Perhaps General Motors biggest worry is the shrinking earnings in its biggest market-North America. Profits in this market fell a worrying 14% to just $1.41 billion in the first-quarter alone. The falling profits in North America were brought about by a 12% production cut in its leading truck models.GM makes most of its money from SUV and truck sales. The lower profits were also occasioned by the restructuring of GM's manufacturing plants in anticipation of the planned manufacturing activity of GMC Sierra trucks and Chevrolet Silverado.

GM currently makes $1,747 profit on each vehicle it builds, down from $1,905 recorded last year. This is due to the huge incentives offered by the automaker in a bid to clear off its inventories in preparation for summer sales. In comparison, Ford Motors managed to eke out a $3,114 profit from every vehicle it sold in North America last quarter. Its European operations, however, fared much worse than GM's and returned a $462 loss compared to the latter's $175 million loss.

Rising sales in the US and China

China remains GM's most promising market. Its sales jumped 10.6% compared to last year. Even more notable is the fact that GM piped its major rival Volkswagen (NYSE:AG) in the Chinese market in the quarter after selling 1.57 million units compared to Volkswagen's 1.54 million units.

The demand for pickup trucks in the US rose sharply by 8% in June 2013 compared to last year fueled by growing housing demand.

The China gains are significant, considering that Toyota seems to be losing traction there.

Future Catalysts

Wall Street expects General Motors' financial performance to improve for the remaining second half of 2013, driven by GM's introduction of 13 new Chevrolet models in the U.S. as well as an additional 12 new models in other regions around the world. General Motor recently announced that it intends to operationalize 4 new plants in China by late 2015. This will boost overall production by at least 30% or 5 million units.
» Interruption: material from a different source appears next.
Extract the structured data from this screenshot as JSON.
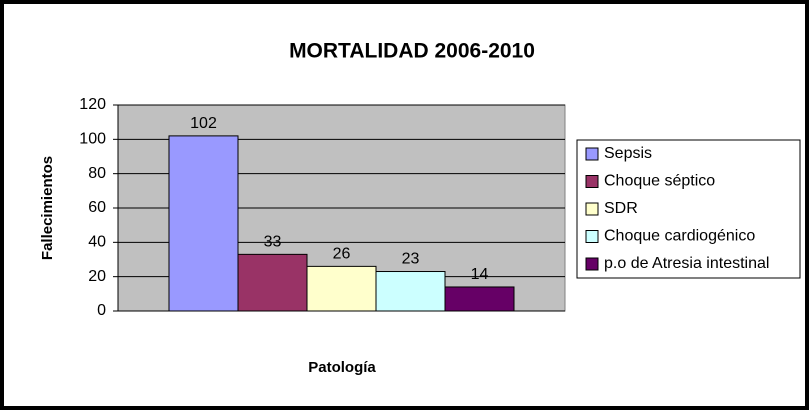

In a move aimed at trimming its losses in the European market, GM plans to close down its German factories in 2016 due to a slackening demand that has shown no signs of receding for six straight years. GM is also shifting its Opel Mokka production facility from its current South Korea location to Spain. Opel is GM's loss-leader in the European market. This might not be enough to completely turn around the company's European market; at least not according a research done by Barclays which revealed that GM is likely to face sequential deterioration in its European market with a few potential upsides that might be realized due to better pricing, improved inventory health and incremental production.

GM continued to show why it is regarded as the top-dog, as far as heavy duty trucks are concerned, when it unveiled its 2015 Chevrolet Silverado HD and the GMC Sierra Denali HD. During the Texas State Fair.

Final Words

GM seems well-positioned to gain a more competitive edge in the increasingly lucrative emerging markets, particularly China, where demand is steadily growing. The ongoing improvement in sales volumes and better pricing will significantly improve the automaker's bottom-line. GM's European market segment is also gradually cutting its losses and might rebound around 2015. Demand for light trucks in the US is growing at a healthy pace. GM looks set to make a major comeback in the space of just a few years.